15) Con alcuni recenti romanzi, si è tornato a mettere in discussione il ruolo della donna. Ora che ha acquisito una lieve parvenza di emancipazione, sembra voler tornare a essere sottomessa e ben ammaestrata dall'altra metà del cielo. È davvero così? Le donne di oggi sono quindi il prodotto della falsa immagine dei media che le vogliono come oggetti, e per definizione senza indipendenza o facoltà decisionali? 
Ovviamente non è così. Però che sia in atto un tentativo di gender backlash è vero, verissimo: nei periodi di crisi economica è la prima cosa che si prova a fare. Signore, a casa che abbiamo bisogno di voi. Quindi, occhi aperti. 

16) Nell'ultima parte di “Non è un paese per vecchie” si parla anche dell'amore transgenerazionale. A tuo parere è davvero possibile un rapporto che coinvolga due persone con un divario d'età notevole? E perché l'unione tra una donna matura e un ragazzo giovane è vista diversamente dall'unione opposta (uomo maturo/donna giovane)? Solo un fattore culturale dettato dalla consuetudine, o c'è altro? 

Certo che è possibile, a patto di superare i fattori culturali e sociali che tendono a ridicolizzare e condannare le donne con un compagno più giovane. Resistentissimi: pensa solo alle fotografie impietose dell’attrice lasciata dal marito-ragazzo o al motivo per cui è stata attaccata Rosy Mauro. Non solo per lo scandalo politico, ma per il fidanzato più giovane. 

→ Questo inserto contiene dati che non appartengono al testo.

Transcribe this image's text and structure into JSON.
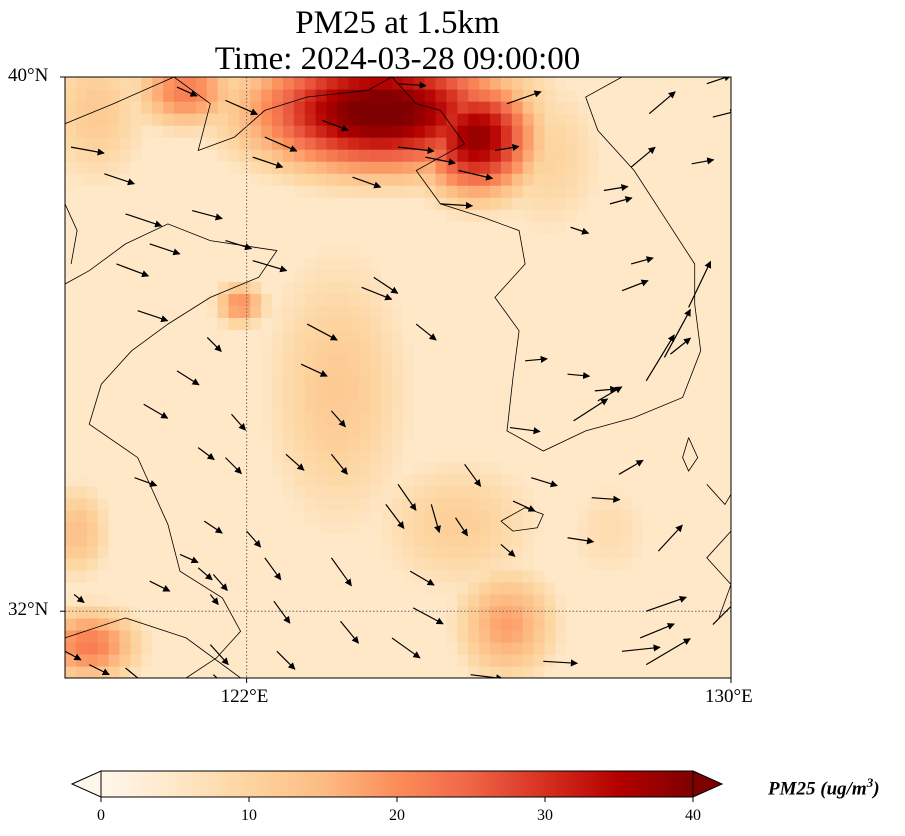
{
  "title": {
    "line1": "PM25 at 1.5km",
    "line2": "Time: 2024-03-28 09:00:00"
  },
  "map": {
    "extent": {
      "lon_min": 119,
      "lon_max": 130,
      "lat_min": 31,
      "lat_max": 40
    },
    "gridlines": {
      "lon": [
        122
      ],
      "lat": [
        32
      ],
      "style": "dotted"
    },
    "lat_ticks": [
      {
        "label": "40°N",
        "value": 40
      },
      {
        "label": "32°N",
        "value": 32
      }
    ],
    "lon_ticks": [
      {
        "label": "122°E",
        "value": 122
      },
      {
        "label": "130°E",
        "value": 130
      }
    ],
    "features": [
      "coastlines",
      "wind-vectors",
      "pm25-field"
    ]
  },
  "colorbar": {
    "label_main": "PM25 (ug/m",
    "label_sup": "3",
    "label_end": ")",
    "ticks": [
      "0",
      "10",
      "20",
      "30",
      "40"
    ],
    "min": 0,
    "max": 40,
    "extend": "both",
    "colormap": "OrRd",
    "colors": [
      "#fff7ec",
      "#fee8c8",
      "#fdd49e",
      "#fdbb84",
      "#fc8d59",
      "#ef6548",
      "#d7301f",
      "#b30000",
      "#7f0000"
    ]
  },
  "pm25_field": {
    "units": "ug/m3",
    "hotspots": [
      {
        "lon": 124.2,
        "lat": 39.5,
        "value": 42,
        "sx": 2.2,
        "sy": 0.95
      },
      {
        "lon": 125.8,
        "lat": 39.1,
        "value": 38,
        "sx": 1.0,
        "sy": 0.9
      },
      {
        "lon": 121.0,
        "lat": 39.8,
        "value": 22,
        "sx": 0.9,
        "sy": 0.6
      },
      {
        "lon": 119.5,
        "lat": 39.5,
        "value": 12,
        "sx": 1.0,
        "sy": 1.3
      },
      {
        "lon": 121.9,
        "lat": 36.6,
        "value": 20,
        "sx": 0.45,
        "sy": 0.35
      },
      {
        "lon": 119.4,
        "lat": 31.5,
        "value": 22,
        "sx": 0.9,
        "sy": 0.6
      },
      {
        "lon": 119.2,
        "lat": 33.2,
        "value": 14,
        "sx": 0.6,
        "sy": 0.8
      },
      {
        "lon": 126.3,
        "lat": 31.8,
        "value": 18,
        "sx": 0.9,
        "sy": 0.9
      },
      {
        "lon": 123.5,
        "lat": 35.3,
        "value": 12,
        "sx": 1.4,
        "sy": 2.4
      },
      {
        "lon": 125.5,
        "lat": 33.3,
        "value": 11,
        "sx": 1.6,
        "sy": 1.2
      },
      {
        "lon": 127.0,
        "lat": 38.8,
        "value": 10,
        "sx": 1.1,
        "sy": 1.4
      },
      {
        "lon": 128.0,
        "lat": 33.2,
        "value": 8,
        "sx": 0.9,
        "sy": 1.0
      }
    ],
    "background": 5
  },
  "wind_vectors": [
    {
      "lon": 119.1,
      "lat": 38.95,
      "dx": 33,
      "dy": 6
    },
    {
      "lon": 119.65,
      "lat": 38.55,
      "dx": 30,
      "dy": 10
    },
    {
      "lon": 120.0,
      "lat": 37.95,
      "dx": 36,
      "dy": 12
    },
    {
      "lon": 120.85,
      "lat": 39.85,
      "dx": 20,
      "dy": 9
    },
    {
      "lon": 121.65,
      "lat": 39.65,
      "dx": 32,
      "dy": 14
    },
    {
      "lon": 122.3,
      "lat": 39.1,
      "dx": 32,
      "dy": 14
    },
    {
      "lon": 122.1,
      "lat": 38.8,
      "dx": 30,
      "dy": 10
    },
    {
      "lon": 123.25,
      "lat": 39.35,
      "dx": 26,
      "dy": 10
    },
    {
      "lon": 123.75,
      "lat": 38.5,
      "dx": 28,
      "dy": 10
    },
    {
      "lon": 124.5,
      "lat": 39.9,
      "dx": 28,
      "dy": 2
    },
    {
      "lon": 124.5,
      "lat": 38.95,
      "dx": 36,
      "dy": 4
    },
    {
      "lon": 124.95,
      "lat": 38.8,
      "dx": 30,
      "dy": 6
    },
    {
      "lon": 125.2,
      "lat": 38.1,
      "dx": 32,
      "dy": 2
    },
    {
      "lon": 125.5,
      "lat": 38.6,
      "dx": 34,
      "dy": 8
    },
    {
      "lon": 126.1,
      "lat": 38.9,
      "dx": 24,
      "dy": -4
    },
    {
      "lon": 126.3,
      "lat": 39.6,
      "dx": 34,
      "dy": -12
    },
    {
      "lon": 121.1,
      "lat": 38.0,
      "dx": 30,
      "dy": 8
    },
    {
      "lon": 122.1,
      "lat": 37.25,
      "dx": 34,
      "dy": 10
    },
    {
      "lon": 121.65,
      "lat": 37.55,
      "dx": 26,
      "dy": 8
    },
    {
      "lon": 120.4,
      "lat": 37.5,
      "dx": 30,
      "dy": 10
    },
    {
      "lon": 120.2,
      "lat": 36.5,
      "dx": 30,
      "dy": 10
    },
    {
      "lon": 119.85,
      "lat": 37.2,
      "dx": 32,
      "dy": 12
    },
    {
      "lon": 123.9,
      "lat": 36.85,
      "dx": 30,
      "dy": 12
    },
    {
      "lon": 124.1,
      "lat": 37.0,
      "dx": 24,
      "dy": 16
    },
    {
      "lon": 123.0,
      "lat": 36.3,
      "dx": 30,
      "dy": 16
    },
    {
      "lon": 124.8,
      "lat": 36.3,
      "dx": 20,
      "dy": 16
    },
    {
      "lon": 122.9,
      "lat": 35.7,
      "dx": 26,
      "dy": 12
    },
    {
      "lon": 123.4,
      "lat": 35.0,
      "dx": 14,
      "dy": 16
    },
    {
      "lon": 121.35,
      "lat": 36.1,
      "dx": 14,
      "dy": 14
    },
    {
      "lon": 120.3,
      "lat": 35.1,
      "dx": 24,
      "dy": 14
    },
    {
      "lon": 120.85,
      "lat": 35.6,
      "dx": 22,
      "dy": 14
    },
    {
      "lon": 121.75,
      "lat": 34.95,
      "dx": 14,
      "dy": 16
    },
    {
      "lon": 121.65,
      "lat": 34.3,
      "dx": 16,
      "dy": 16
    },
    {
      "lon": 120.15,
      "lat": 34.0,
      "dx": 22,
      "dy": 8
    },
    {
      "lon": 121.2,
      "lat": 34.45,
      "dx": 16,
      "dy": 12
    },
    {
      "lon": 122.65,
      "lat": 34.35,
      "dx": 18,
      "dy": 16
    },
    {
      "lon": 123.4,
      "lat": 34.35,
      "dx": 16,
      "dy": 20
    },
    {
      "lon": 124.3,
      "lat": 33.6,
      "dx": 18,
      "dy": 24
    },
    {
      "lon": 124.5,
      "lat": 33.9,
      "dx": 18,
      "dy": 26
    },
    {
      "lon": 125.05,
      "lat": 33.6,
      "dx": 8,
      "dy": 28
    },
    {
      "lon": 125.45,
      "lat": 33.4,
      "dx": 12,
      "dy": 18
    },
    {
      "lon": 125.6,
      "lat": 34.2,
      "dx": 16,
      "dy": 22
    },
    {
      "lon": 126.2,
      "lat": 33.0,
      "dx": 14,
      "dy": 12
    },
    {
      "lon": 126.4,
      "lat": 33.65,
      "dx": 22,
      "dy": 10
    },
    {
      "lon": 126.7,
      "lat": 34.0,
      "dx": 26,
      "dy": 8
    },
    {
      "lon": 127.7,
      "lat": 33.7,
      "dx": 28,
      "dy": 2
    },
    {
      "lon": 127.3,
      "lat": 33.1,
      "dx": 26,
      "dy": 4
    },
    {
      "lon": 126.35,
      "lat": 34.75,
      "dx": 30,
      "dy": 4
    },
    {
      "lon": 126.6,
      "lat": 35.75,
      "dx": 22,
      "dy": -2
    },
    {
      "lon": 127.4,
      "lat": 34.85,
      "dx": 34,
      "dy": -22
    },
    {
      "lon": 127.75,
      "lat": 35.3,
      "dx": 22,
      "dy": -2
    },
    {
      "lon": 127.3,
      "lat": 35.55,
      "dx": 22,
      "dy": 2
    },
    {
      "lon": 127.8,
      "lat": 35.15,
      "dx": 24,
      "dy": -14
    },
    {
      "lon": 128.6,
      "lat": 35.45,
      "dx": 28,
      "dy": -46
    },
    {
      "lon": 129.0,
      "lat": 35.85,
      "dx": 20,
      "dy": -16
    },
    {
      "lon": 129.3,
      "lat": 36.55,
      "dx": 22,
      "dy": -46
    },
    {
      "lon": 128.9,
      "lat": 35.8,
      "dx": 26,
      "dy": -48
    },
    {
      "lon": 128.2,
      "lat": 36.8,
      "dx": 26,
      "dy": -10
    },
    {
      "lon": 128.35,
      "lat": 37.2,
      "dx": 22,
      "dy": -6
    },
    {
      "lon": 128.0,
      "lat": 38.1,
      "dx": 22,
      "dy": -6
    },
    {
      "lon": 128.35,
      "lat": 38.65,
      "dx": 24,
      "dy": -20
    },
    {
      "lon": 128.65,
      "lat": 39.45,
      "dx": 26,
      "dy": -22
    },
    {
      "lon": 129.35,
      "lat": 38.7,
      "dx": 22,
      "dy": -4
    },
    {
      "lon": 129.6,
      "lat": 39.9,
      "dx": 24,
      "dy": -8
    },
    {
      "lon": 127.35,
      "lat": 37.75,
      "dx": 18,
      "dy": 6
    },
    {
      "lon": 127.9,
      "lat": 38.3,
      "dx": 24,
      "dy": -4
    },
    {
      "lon": 129.7,
      "lat": 39.4,
      "dx": 24,
      "dy": -6
    },
    {
      "lon": 128.15,
      "lat": 34.05,
      "dx": 24,
      "dy": -14
    },
    {
      "lon": 128.6,
      "lat": 32.0,
      "dx": 40,
      "dy": -14
    },
    {
      "lon": 128.6,
      "lat": 31.2,
      "dx": 44,
      "dy": -26
    },
    {
      "lon": 128.5,
      "lat": 31.6,
      "dx": 34,
      "dy": -14
    },
    {
      "lon": 128.2,
      "lat": 31.4,
      "dx": 38,
      "dy": -4
    },
    {
      "lon": 128.8,
      "lat": 32.9,
      "dx": 24,
      "dy": -26
    },
    {
      "lon": 129.7,
      "lat": 31.8,
      "dx": 24,
      "dy": -24
    },
    {
      "lon": 126.9,
      "lat": 31.25,
      "dx": 34,
      "dy": 2
    },
    {
      "lon": 125.7,
      "lat": 31.05,
      "dx": 32,
      "dy": 4
    },
    {
      "lon": 124.4,
      "lat": 31.6,
      "dx": 28,
      "dy": 20
    },
    {
      "lon": 124.75,
      "lat": 32.05,
      "dx": 30,
      "dy": 16
    },
    {
      "lon": 124.7,
      "lat": 32.6,
      "dx": 24,
      "dy": 14
    },
    {
      "lon": 123.55,
      "lat": 31.85,
      "dx": 18,
      "dy": 22
    },
    {
      "lon": 123.4,
      "lat": 32.8,
      "dx": 20,
      "dy": 28
    },
    {
      "lon": 122.3,
      "lat": 32.8,
      "dx": 16,
      "dy": 22
    },
    {
      "lon": 122.5,
      "lat": 31.4,
      "dx": 18,
      "dy": 18
    },
    {
      "lon": 121.4,
      "lat": 31.5,
      "dx": 18,
      "dy": 20
    },
    {
      "lon": 121.3,
      "lat": 33.35,
      "dx": 18,
      "dy": 12
    },
    {
      "lon": 122.0,
      "lat": 33.2,
      "dx": 14,
      "dy": 16
    },
    {
      "lon": 121.45,
      "lat": 32.55,
      "dx": 14,
      "dy": 16
    },
    {
      "lon": 122.45,
      "lat": 32.15,
      "dx": 16,
      "dy": 22
    },
    {
      "lon": 121.45,
      "lat": 31.05,
      "dx": 20,
      "dy": 18
    },
    {
      "lon": 120.9,
      "lat": 32.85,
      "dx": 18,
      "dy": 8
    },
    {
      "lon": 121.2,
      "lat": 32.65,
      "dx": 14,
      "dy": 12
    },
    {
      "lon": 121.4,
      "lat": 32.25,
      "dx": 8,
      "dy": 10
    },
    {
      "lon": 120.4,
      "lat": 32.45,
      "dx": 20,
      "dy": 10
    },
    {
      "lon": 119.15,
      "lat": 32.25,
      "dx": 10,
      "dy": 8
    },
    {
      "lon": 119.4,
      "lat": 31.2,
      "dx": 20,
      "dy": 10
    },
    {
      "lon": 118.9,
      "lat": 31.45,
      "dx": 22,
      "dy": 12
    },
    {
      "lon": 120.0,
      "lat": 31.15,
      "dx": 22,
      "dy": 18
    }
  ]
}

17) Anticipazioni sul nuovo saggio? 

Si chiamerà “Di madri ce n’è più d’una”, esce a gennaio, sempre per Feltrinelli e parlerà di immaginario legato al materno. Bambine, madri, vecchie. Credo di potermi fermare qui.
Tantissime grazie a Loredana Lipperini per il tempo che ci ha dedicato: ci aggiorneremo nell’anno nuovo, con “Di madri ce n’è più di una”.